Microsoft prépare un ajout à Teams qui va faire parler. L’application pourra bientôt repérer si un salarié se trouve dans les bureaux ou chez lui.
Votre portable se branche sur le WiFi de l’entreprise et Teams enregistre que vous êtes là. Vous travaillez depuis la table de la cuisine ? Le réseau ne correspond pas, Teams le voit. La fonctionnalité va même plus loin. Selon le point d’accès WiFi qui capte votre machine, elle peut deviner dans quelle aile du bâtiment vous êtes installé. Elle sait même à quel étage. Microsoft a baptisé ce concept le Workplace check-in via Wi-Fi. Faites donc attention si votre entreprise vous demande d’installer Teams. Elle a peut-être l’occasion de vous surveiller !

Microsoft a dû reculer avant de revenir
La fonctionnalité avait été présentée pour la première fois fin 2025. La réaction avait été suffisamment négative pour que Microsoft repousse le lancement à plusieurs reprises en 2026.
- L’outil sera désactivé par défaut au niveau de l’entreprise.
- Un administrateur sera susceptible de l’activer manuellement et de le configurer les points d’accès WiFi.
Deux modes seront ensuite déployés. Le mode opt-in demande au salarié d’accepter le suivi via une bannière. Le mode opt-out active le suivi par défaut, mais laisse la possibilité de le couper.
Le salarié peut couper la localisation. Il peut aussi déclarer son emplacement à la main, sans que le WiFi entre en jeu. Voilà pour la théorie. Dans les faits, une entreprise qui active la fonctionnalité et demande à ses 2 000 collaborateurs de la laisser tournée n’enfreint aucune règle technique. Microsoft a prévu le bouton off. Mais qui va appuyer dessus quand son manager a envoyé un mail la veille expliquant que le suivi WiFi fait désormais partie de la politique interne ?

Redmond vend de la coordination
Microsoft Places, la plateforme à laquelle le suivi WiFi est rattaché, ne garde aucun historique. Vous n’avez pas de journal des jours précédents, de pointage rétroactif. L’argumentaire officiel parle de déjeuners d’équipe organisés au dernier moment et de salles de réunion réservées quand trois personnes du même projet se croisent au troisième étage.

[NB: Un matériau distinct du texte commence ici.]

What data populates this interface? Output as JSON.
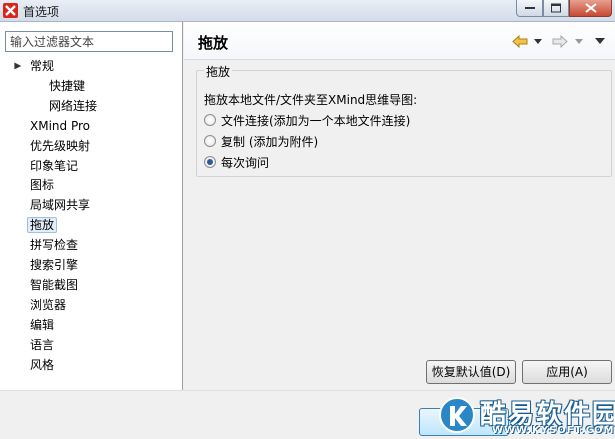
{
  "window": {
    "title": "首选项",
    "icons": {
      "app": "xmind-icon",
      "minimize": "minimize-icon",
      "maximize": "maximize-icon",
      "close": "close-icon"
    }
  },
  "filter": {
    "placeholder": "输入过滤器文本"
  },
  "tree": {
    "items": [
      {
        "label": "常规",
        "level": 0,
        "expanded": true
      },
      {
        "label": "快捷键",
        "level": 2
      },
      {
        "label": "网络连接",
        "level": 2
      },
      {
        "label": "XMind Pro",
        "level": 0
      },
      {
        "label": "优先级映射",
        "level": 0
      },
      {
        "label": "印象笔记",
        "level": 0
      },
      {
        "label": "图标",
        "level": 0
      },
      {
        "label": "局域网共享",
        "level": 0
      },
      {
        "label": "拖放",
        "level": 0,
        "selected": true
      },
      {
        "label": "拼写检查",
        "level": 0
      },
      {
        "label": "搜索引擎",
        "level": 0
      },
      {
        "label": "智能截图",
        "level": 0
      },
      {
        "label": "浏览器",
        "level": 0
      },
      {
        "label": "编辑",
        "level": 0
      },
      {
        "label": "语言",
        "level": 0
      },
      {
        "label": "风格",
        "level": 0
      }
    ]
  },
  "page": {
    "title": "拖放",
    "nav_icons": [
      "back-arrow-icon",
      "chevron-down-icon",
      "forward-arrow-icon",
      "chevron-down-icon",
      "view-menu-icon"
    ],
    "group": {
      "title": "拖放",
      "description": "拖放本地文件/文件夹至XMind思维导图:",
      "options": [
        {
          "label": "文件连接(添加为一个本地文件连接)",
          "checked": false
        },
        {
          "label": "复制 (添加为附件)",
          "checked": false
        },
        {
          "label": "每次询问",
          "checked": true
        }
      ]
    },
    "buttons": {
      "restore": "恢复默认值(D)",
      "apply": "应用(A)"
    }
  },
  "bottom": {
    "ok_label": ""
  },
  "watermark": {
    "text": "酷易软件园",
    "sub": "WWW.KYSOFT.COM"
  },
  "colors": {
    "selection": "#e4eef9",
    "accent": "#2e5a95",
    "nav_back": "#e0a020"
  }
}
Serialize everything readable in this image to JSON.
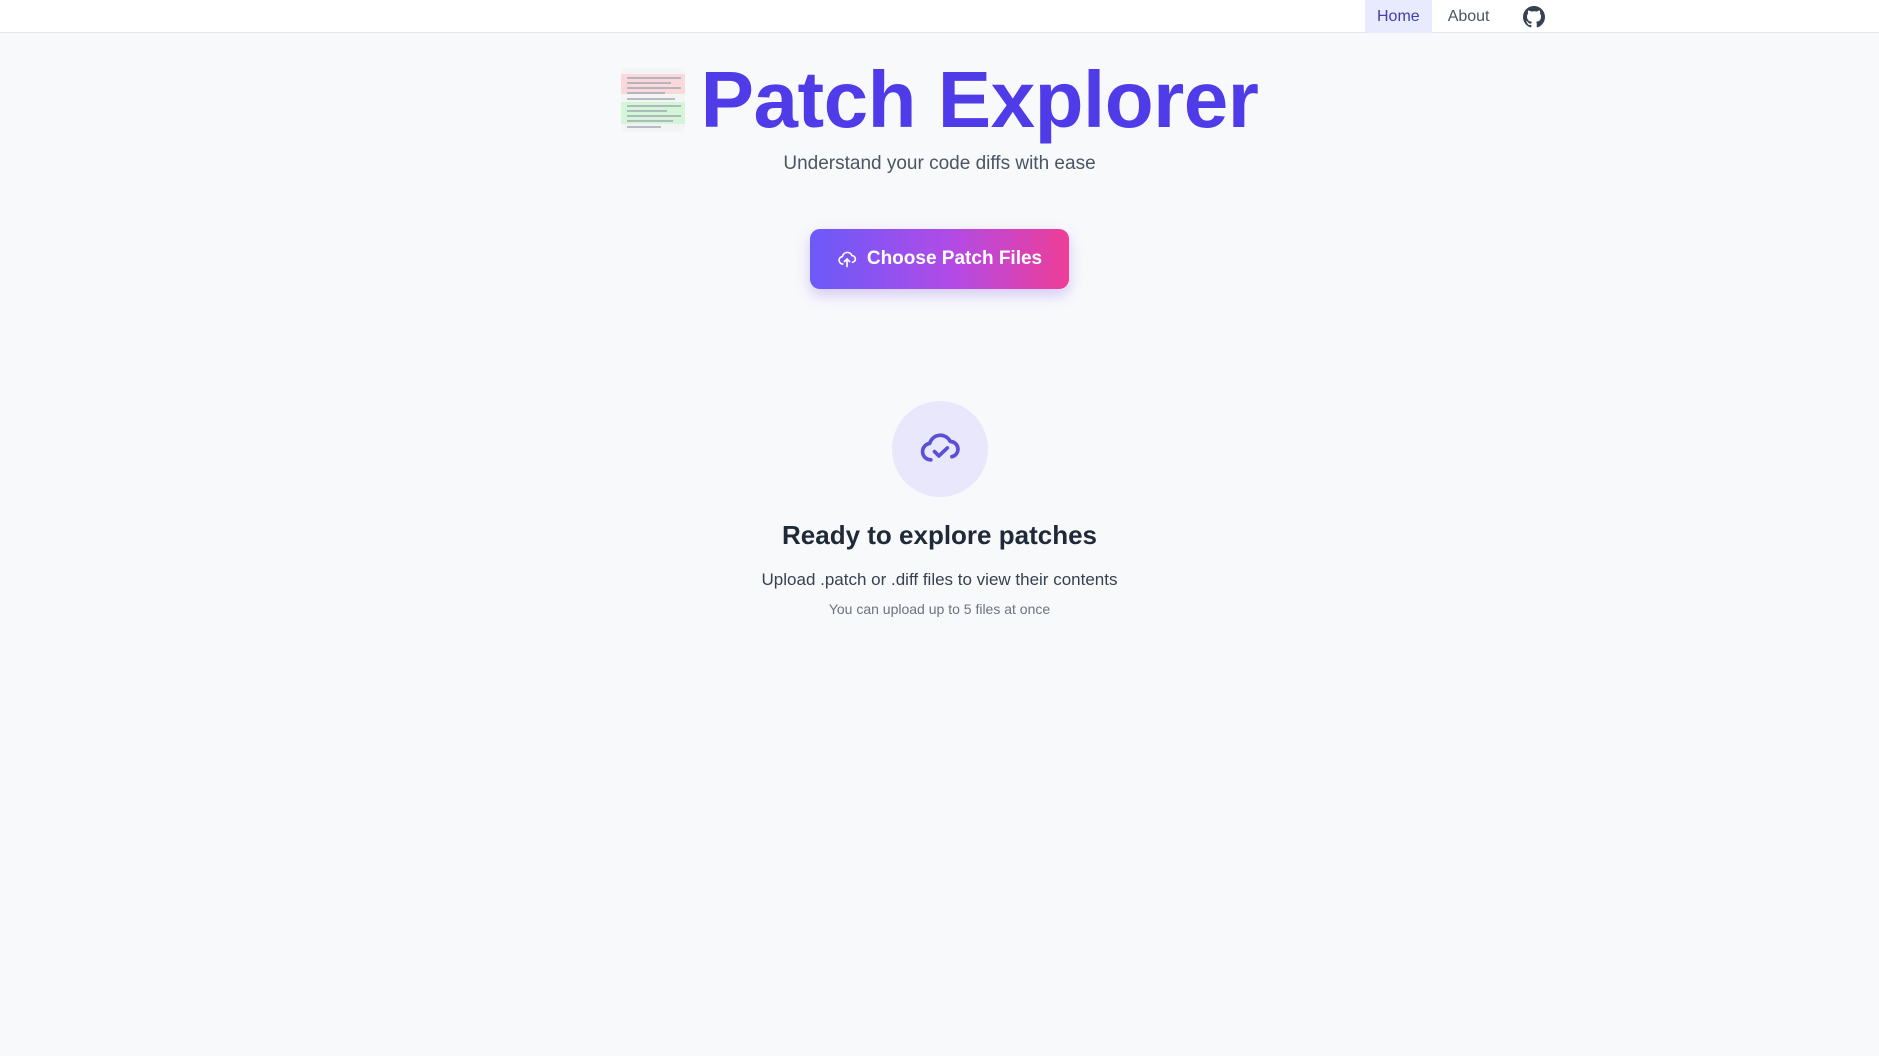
{
  "nav": {
    "items": [
      {
        "label": "Home",
        "active": true
      },
      {
        "label": "About",
        "active": false
      }
    ],
    "github_icon": "github-icon"
  },
  "hero": {
    "logo_icon": "patch-diff-logo",
    "title": "Patch Explorer",
    "subtitle": "Understand your code diffs with ease"
  },
  "upload": {
    "button_label": "Choose Patch Files",
    "button_icon": "cloud-upload-icon"
  },
  "empty_state": {
    "icon": "cloud-check-icon",
    "title": "Ready to explore patches",
    "description": "Upload .patch or .diff files to view their contents",
    "note": "You can upload up to 5 files at once"
  },
  "colors": {
    "accent": "#4f3ce8",
    "gradient_start": "#6a5af9",
    "gradient_end": "#ee3d97",
    "nav_active_bg": "#e8eafd",
    "empty_icon_bg": "#e9e7fb"
  }
}
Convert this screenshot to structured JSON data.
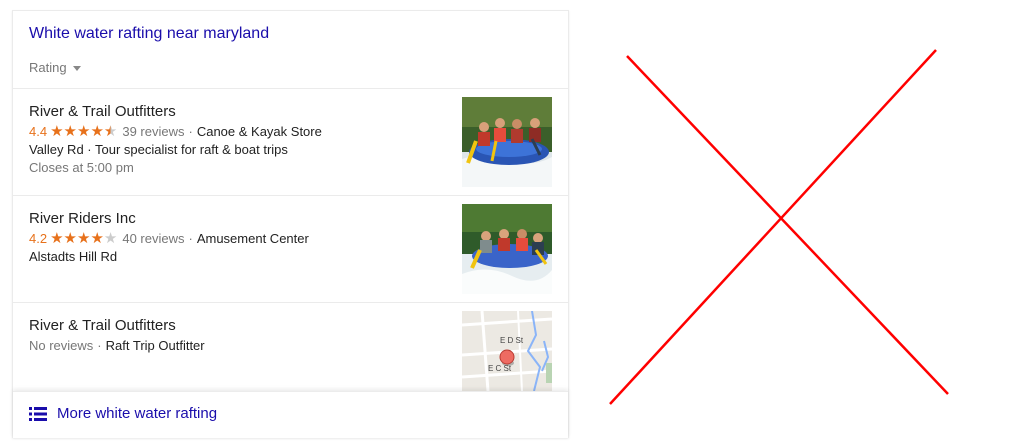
{
  "panel": {
    "title": "White water rafting near maryland",
    "filter_label": "Rating"
  },
  "results": [
    {
      "name": "River & Trail Outfitters",
      "rating": "4.4",
      "stars_filled": 4.5,
      "reviews": "39 reviews",
      "separator": "·",
      "category": "Canoe & Kayak Store",
      "address_line": "Valley Rd · Tour specialist for raft & boat trips",
      "hours": "Closes at 5:00 pm"
    },
    {
      "name": "River Riders Inc",
      "rating": "4.2",
      "stars_filled": 4,
      "reviews": "40 reviews",
      "separator": "·",
      "category": "Amusement Center",
      "address_line": "Alstadts Hill Rd"
    },
    {
      "name": "River & Trail Outfitters",
      "reviews": "No reviews",
      "separator": "·",
      "category": "Raft Trip Outfitter",
      "map_labels": [
        "E D St",
        "E C St"
      ]
    }
  ],
  "more_link": "More white water rafting",
  "colors": {
    "link": "#1a0dab",
    "rating": "#e7711b",
    "muted": "#777777",
    "cross": "#ff0000"
  },
  "icons": [
    "caret-down-icon",
    "star-icon",
    "list-icon",
    "map-pin-icon"
  ]
}
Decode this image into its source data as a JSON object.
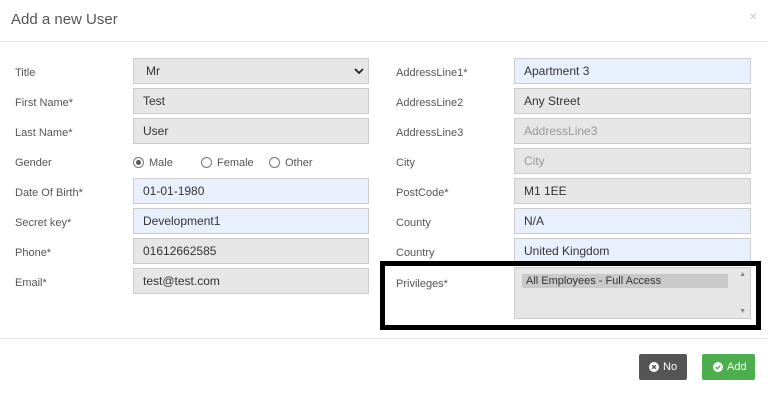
{
  "modal": {
    "title": "Add a new User",
    "close_glyph": "×"
  },
  "form_left": {
    "title": {
      "label": "Title",
      "value": "Mr"
    },
    "first_name": {
      "label": "First Name*",
      "value": "Test"
    },
    "last_name": {
      "label": "Last Name*",
      "value": "User"
    },
    "gender": {
      "label": "Gender",
      "options": [
        "Male",
        "Female",
        "Other"
      ],
      "selected": "Male"
    },
    "dob": {
      "label": "Date Of Birth*",
      "value": "01-01-1980"
    },
    "secret_key": {
      "label": "Secret key*",
      "value": "Development1"
    },
    "phone": {
      "label": "Phone*",
      "value": "01612662585"
    },
    "email": {
      "label": "Email*",
      "value": "test@test.com"
    }
  },
  "form_right": {
    "address1": {
      "label": "AddressLine1*",
      "value": "Apartment 3"
    },
    "address2": {
      "label": "AddressLine2",
      "value": "Any Street"
    },
    "address3": {
      "label": "AddressLine3",
      "placeholder": "AddressLine3"
    },
    "city": {
      "label": "City",
      "placeholder": "City"
    },
    "postcode": {
      "label": "PostCode*",
      "value": "M1 1EE"
    },
    "county": {
      "label": "County",
      "value": "N/A"
    },
    "country": {
      "label": "Country",
      "value": "United Kingdom"
    },
    "privileges": {
      "label": "Privileges*",
      "options": [
        "All Employees - Full Access"
      ]
    }
  },
  "footer": {
    "no_label": "No",
    "add_label": "Add"
  },
  "icons": {
    "close": "close-icon",
    "select_arrow": "chevron-down-icon",
    "no": "times-circle-icon",
    "add": "check-circle-icon"
  },
  "colors": {
    "add_button": "#4cae4c",
    "no_button": "#555555",
    "highlight_border": "#000000",
    "autofill_field": "#e8f0fe",
    "disabled_field": "#e6e6e6"
  }
}
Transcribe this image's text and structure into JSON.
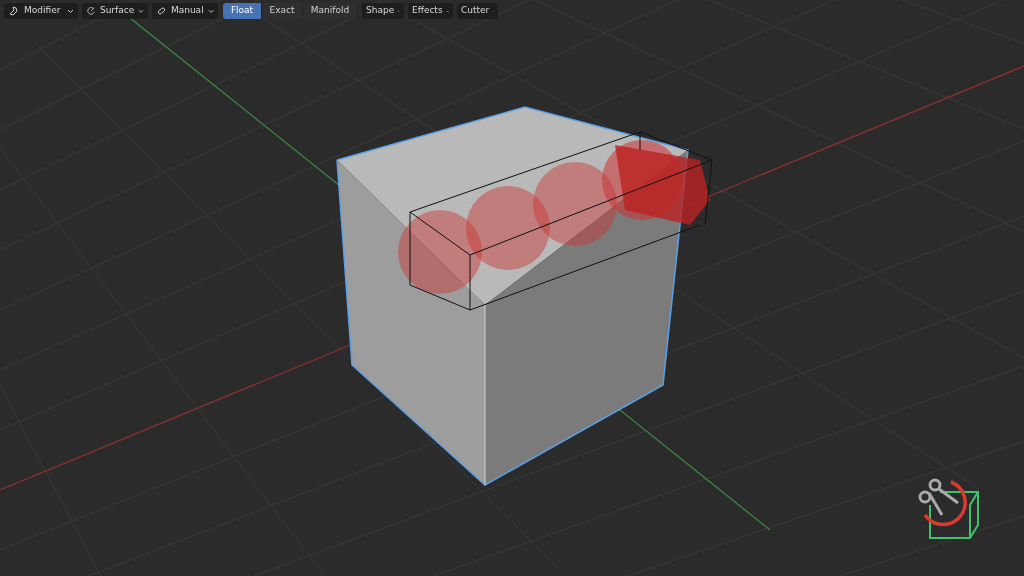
{
  "toolbar": {
    "dropdowns": [
      {
        "kind": "modifier",
        "label": "Modifier"
      },
      {
        "kind": "surface",
        "label": "Surface"
      },
      {
        "kind": "manual",
        "label": "Manual"
      }
    ],
    "modes": [
      {
        "label": "Float",
        "selected": true
      },
      {
        "label": "Exact",
        "selected": false
      },
      {
        "label": "Manifold",
        "selected": false
      }
    ],
    "menus": [
      {
        "label": "Shape"
      },
      {
        "label": "Effects"
      },
      {
        "label": "Cutter"
      }
    ]
  }
}
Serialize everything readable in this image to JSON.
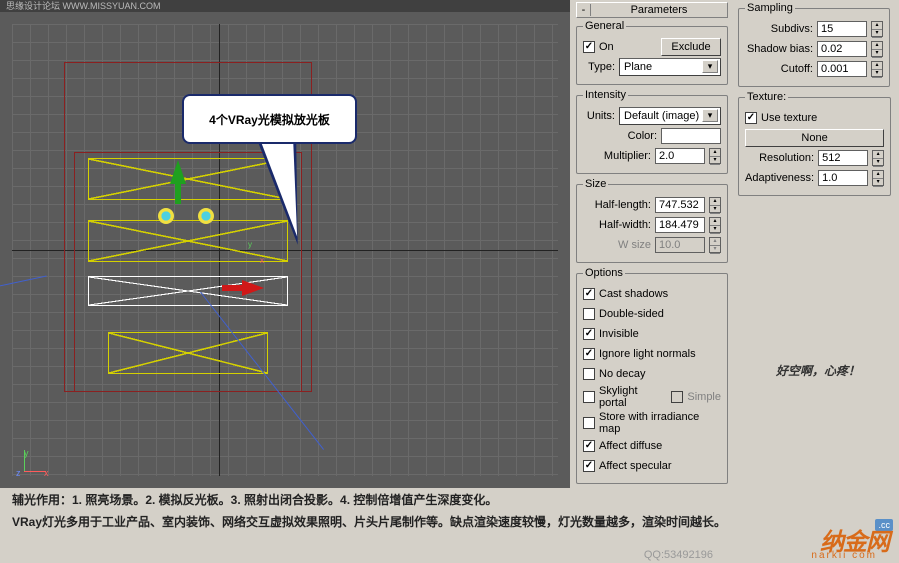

Personne dans un open space n’y croit vraiment. Les entreprises qui ont durci leurs règles de présentiel depuis un an ne cherchaient pas à améliorer la collaboration. Elles voulaient voir des bureaux pleins. Un DRH qui reçoit chaque matin un tableau automatique de présence par WiFi ne va pas organiser un afterwork avec. Il va comparer la liste avec les jours de télétravail déclarés. Et celui qui restait chez lui le vendredi en espérant que personne ne le remarque, va recevoir un mail dès le lundi suivant.